Lisfranc injuries are frequently misdiagnosed as simple midfoot sprains, with up to 20% of cases initially missed. Midfoot swelling and bruising on the sole of the foot, known as plantar ecchymosis, is a physical sign highly suggestive of this injury. When the diagnosis is missed, consequences can be severe, including chronic pain, long-term instability, and eventual arch collapse. Untreated instability leads to debilitating post-traumatic arthritis in the joint complex.
Injuries are broadly classified based on the extent of damage, from purely ligamentous injuries to complex fracture-dislocations. The severity determines the stability of the joint, which is the most important factor in deciding treatment. Injuries are categorized by the degree of metatarsal displacement from the tarsal bones. Even subtle instability or displacement on imaging can represent a significant ligamentous tear and requires careful management to prevent long-term functional loss.

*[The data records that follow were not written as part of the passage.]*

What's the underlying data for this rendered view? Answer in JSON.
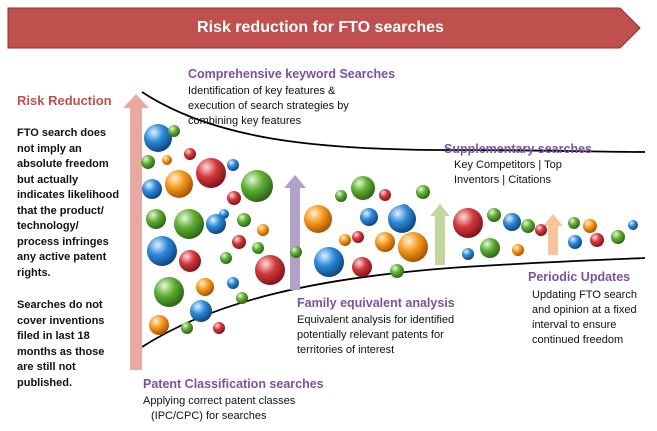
{
  "banner": {
    "title": "Risk reduction for FTO searches",
    "color": "#c0504d"
  },
  "left_panel": {
    "heading": "Risk Reduction",
    "paragraph1": [
      "FTO search does",
      "not imply an",
      "absolute freedom",
      "but actually",
      "indicates likelihood",
      "that the product/",
      "technology/",
      "process infringes",
      "any active patent",
      "rights."
    ],
    "paragraph2": [
      "Searches do not",
      "cover inventions",
      "filed in last 18",
      "months as those",
      "are still not",
      "published."
    ]
  },
  "stages": {
    "keyword": {
      "heading": "Comprehensive keyword Searches",
      "lines": [
        "Identification of key features &",
        "execution of search strategies by",
        "combining key features"
      ]
    },
    "classification": {
      "heading": "Patent Classification searches",
      "lines": [
        "Applying correct patent classes",
        "(IPC/CPC) for searches"
      ]
    },
    "family": {
      "heading": "Family equivalent analysis",
      "lines": [
        "Equivalent analysis for identified",
        "potentially relevant patents for",
        "territories of interest"
      ]
    },
    "supplementary": {
      "heading": "Supplementary searches",
      "lines": [
        "Key Competitors | Top",
        "Inventors | Citations"
      ]
    },
    "periodic": {
      "heading": "Periodic Updates",
      "lines": [
        "Updating FTO search",
        "and opinion at a fixed",
        "interval to ensure",
        "continued freedom"
      ]
    }
  },
  "colors": {
    "heading_purple": "#7b52a0",
    "heading_red": "#c0504d",
    "arrow_red": "#e8a9a3",
    "arrow_purple": "#b3a2c7",
    "arrow_green": "#c3d69b",
    "arrow_orange": "#f9c49b",
    "bubble_blue": "#1f77c9",
    "bubble_orange": "#f07f12",
    "bubble_green": "#55a02c",
    "bubble_red": "#c0282d"
  }
}
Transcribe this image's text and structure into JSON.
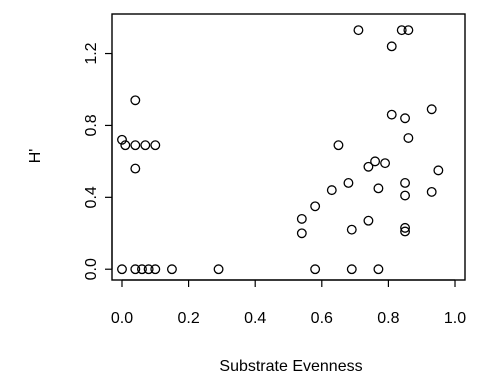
{
  "chart_data": {
    "type": "scatter",
    "title": "",
    "xlabel": "Substrate Evenness",
    "ylabel": "H'",
    "xlim": [
      -0.03,
      1.03
    ],
    "ylim": [
      -0.06,
      1.42
    ],
    "xticks": [
      0.0,
      0.2,
      0.4,
      0.6,
      0.8,
      1.0
    ],
    "xtick_labels": [
      "0.0",
      "0.2",
      "0.4",
      "0.6",
      "0.8",
      "1.0"
    ],
    "yticks": [
      0.0,
      0.4,
      0.8,
      1.2
    ],
    "ytick_labels": [
      "0.0",
      "0.4",
      "0.8",
      "1.2"
    ],
    "grid": false,
    "marker": "open-circle",
    "series": [
      {
        "points": [
          [
            0.0,
            0.0
          ],
          [
            0.04,
            0.0
          ],
          [
            0.06,
            0.0
          ],
          [
            0.08,
            0.0
          ],
          [
            0.1,
            0.0
          ],
          [
            0.15,
            0.0
          ],
          [
            0.29,
            0.0
          ],
          [
            0.58,
            0.0
          ],
          [
            0.69,
            0.0
          ],
          [
            0.77,
            0.0
          ],
          [
            0.0,
            0.72
          ],
          [
            0.01,
            0.69
          ],
          [
            0.04,
            0.69
          ],
          [
            0.07,
            0.69
          ],
          [
            0.1,
            0.69
          ],
          [
            0.04,
            0.94
          ],
          [
            0.04,
            0.56
          ],
          [
            0.54,
            0.28
          ],
          [
            0.54,
            0.2
          ],
          [
            0.58,
            0.35
          ],
          [
            0.63,
            0.44
          ],
          [
            0.65,
            0.69
          ],
          [
            0.68,
            0.48
          ],
          [
            0.69,
            0.22
          ],
          [
            0.71,
            1.33
          ],
          [
            0.74,
            0.57
          ],
          [
            0.74,
            0.27
          ],
          [
            0.76,
            0.6
          ],
          [
            0.77,
            0.45
          ],
          [
            0.79,
            0.59
          ],
          [
            0.81,
            1.24
          ],
          [
            0.81,
            0.86
          ],
          [
            0.84,
            1.33
          ],
          [
            0.85,
            0.84
          ],
          [
            0.85,
            0.48
          ],
          [
            0.85,
            0.41
          ],
          [
            0.85,
            0.23
          ],
          [
            0.85,
            0.21
          ],
          [
            0.86,
            1.33
          ],
          [
            0.86,
            0.73
          ],
          [
            0.93,
            0.89
          ],
          [
            0.93,
            0.43
          ],
          [
            0.95,
            0.55
          ]
        ]
      }
    ]
  }
}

Diagnostic Methods and Management
Diagnosis involves a thorough physical examination and standard X-rays of the foot in three views. Since subtle injuries are often missed on standard films, weight-bearing X-rays are necessary if the patient can tolerate them, as this position reveals instability not otherwise visible. A small bone fragment pulled off at the Lisfranc ligament attachment site, known as the “fleck sign,” confirms the diagnosis.

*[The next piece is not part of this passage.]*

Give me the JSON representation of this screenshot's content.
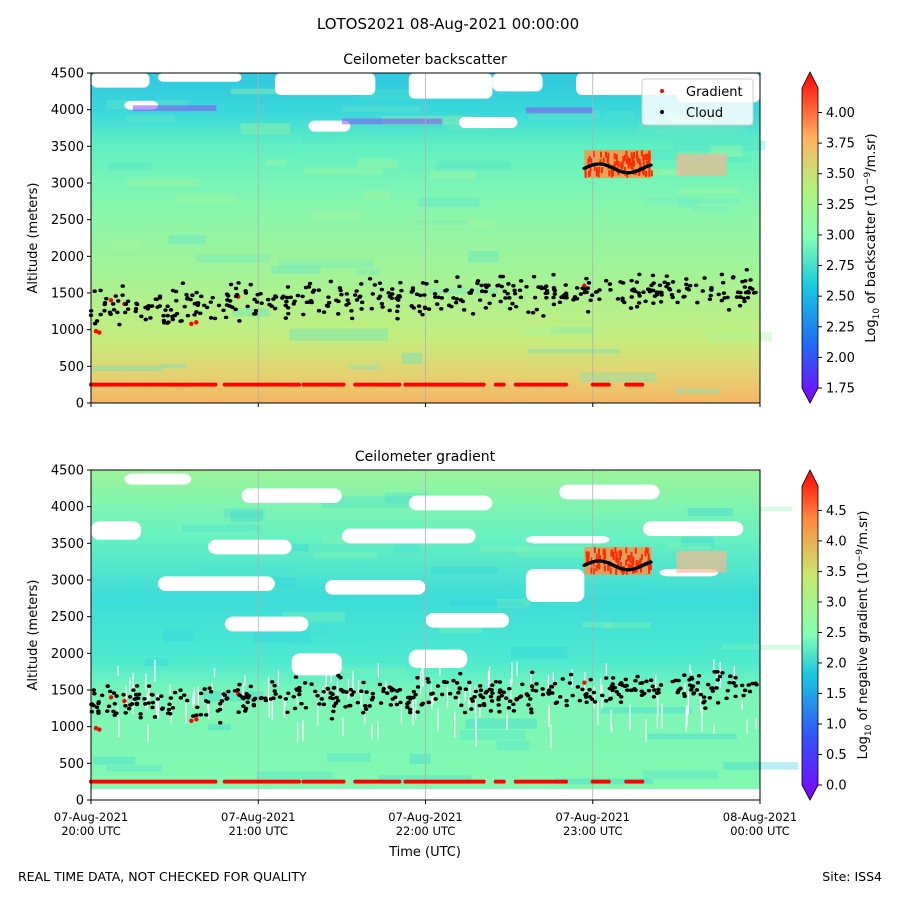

If clinical suspicion remains high despite normal X-rays, advanced imaging is pursued to characterize the injury. Computed Tomography (CT) scans offer superior detail for detecting non-displaced fractures and subtle bony misalignments. Magnetic Resonance Imaging (MRI) is the most accurate method for evaluating soft tissue damage, particularly to the Lisfranc ligament. This detailed imaging helps determine if the injury is stable enough for non-surgical treatment.

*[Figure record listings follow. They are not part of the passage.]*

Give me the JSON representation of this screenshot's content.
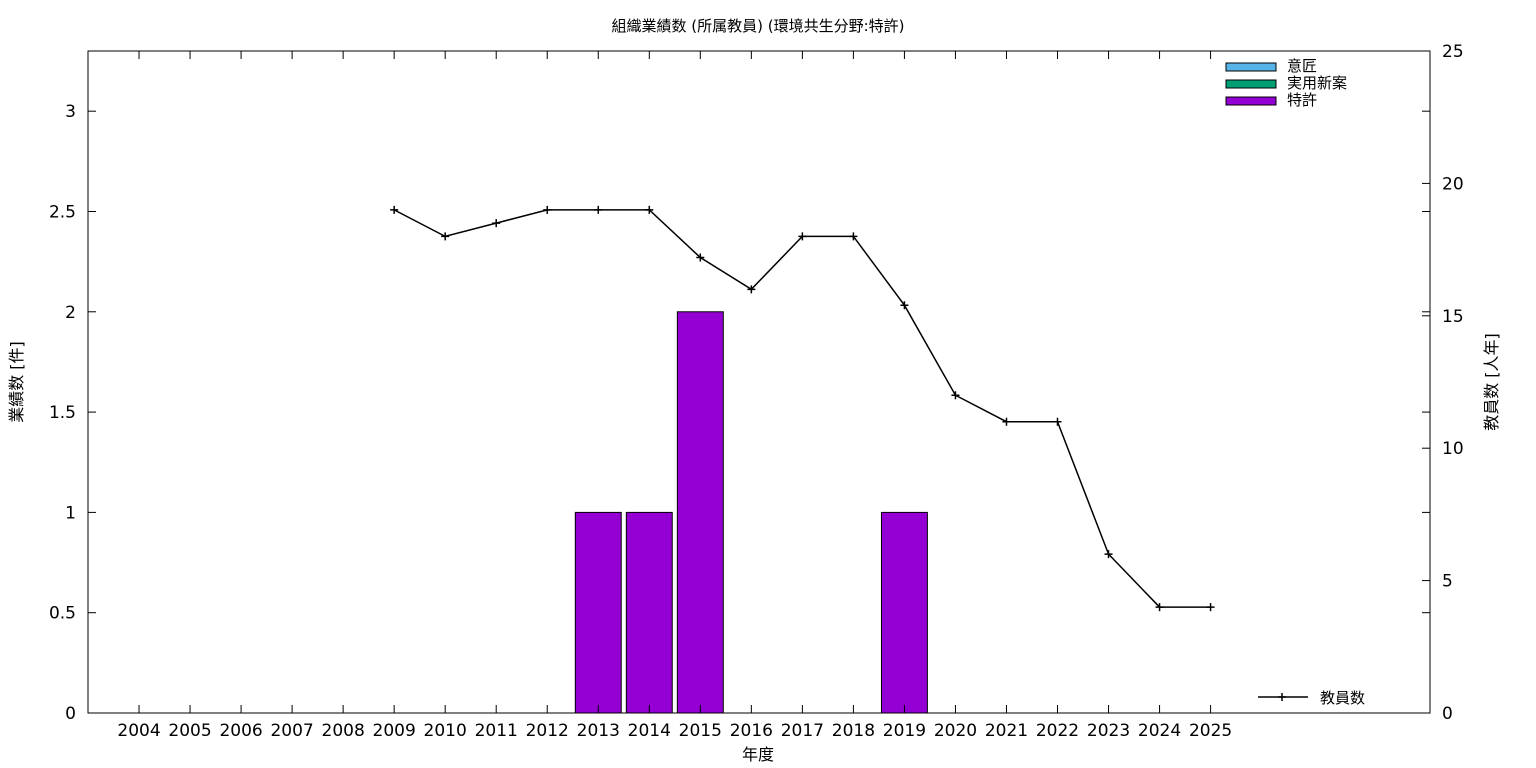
{
  "chart_data": {
    "type": "bar",
    "title": "組織業績数 (所属教員) (環境共生分野:特許)",
    "xlabel": "年度",
    "ylabel": "業績数 [件]",
    "y2label": "教員数 [人年]",
    "categories": [
      "2004",
      "2005",
      "2006",
      "2007",
      "2008",
      "2009",
      "2010",
      "2011",
      "2012",
      "2013",
      "2014",
      "2015",
      "2016",
      "2017",
      "2018",
      "2019",
      "2020",
      "2021",
      "2022",
      "2023",
      "2024",
      "2025"
    ],
    "ylim": [
      0,
      3.3
    ],
    "yticks": [
      "0",
      "0.5",
      "1",
      "1.5",
      "2",
      "2.5",
      "3"
    ],
    "y2lim": [
      0,
      25
    ],
    "y2ticks": [
      "0",
      "5",
      "10",
      "15",
      "20",
      "25"
    ],
    "grid": false,
    "legend_position": "top-right",
    "series": [
      {
        "name": "意匠",
        "kind": "bar",
        "color": "#56b4e9",
        "values": [
          0,
          0,
          0,
          0,
          0,
          0,
          0,
          0,
          0,
          0,
          0,
          0,
          0,
          0,
          0,
          0,
          0,
          0,
          0,
          0,
          0,
          0
        ]
      },
      {
        "name": "実用新案",
        "kind": "bar",
        "color": "#009e73",
        "values": [
          0,
          0,
          0,
          0,
          0,
          0,
          0,
          0,
          0,
          0,
          0,
          0,
          0,
          0,
          0,
          0,
          0,
          0,
          0,
          0,
          0,
          0
        ]
      },
      {
        "name": "特許",
        "kind": "bar",
        "color": "#9400d3",
        "values": [
          0,
          0,
          0,
          0,
          0,
          0,
          0,
          0,
          0,
          1,
          1,
          2,
          0,
          0,
          0,
          1,
          0,
          0,
          0,
          0,
          0,
          0
        ]
      }
    ],
    "line_series": {
      "name": "教員数",
      "axis": "right",
      "color": "#000000",
      "x": [
        "2009",
        "2010",
        "2011",
        "2012",
        "2013",
        "2014",
        "2015",
        "2016",
        "2017",
        "2018",
        "2019",
        "2020",
        "2021",
        "2022",
        "2023",
        "2024",
        "2025"
      ],
      "values": [
        19,
        18,
        18.5,
        19,
        19,
        19,
        17.2,
        16,
        18,
        18,
        15.4,
        12,
        11,
        11,
        6,
        4,
        4
      ]
    }
  }
}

Management is based on the stability of the joint complex. Non-surgical treatment is reserved for mild, stable sprains without displacement or fracture, requiring a period of non-weight-bearing immobilization, typically in a cast, for six to eight weeks. Unstable injuries require surgical intervention to restore precise anatomical alignment. The most common approach is open reduction and internal fixation (ORIF), where displaced bones are repositioned and held with screws or plates. For severe joint damage or chronic instability, a primary arthrodesis, which involves surgically fusing the damaged joints, may be performed to ensure long-term stability and reduce the risk of post-traumatic arthritis.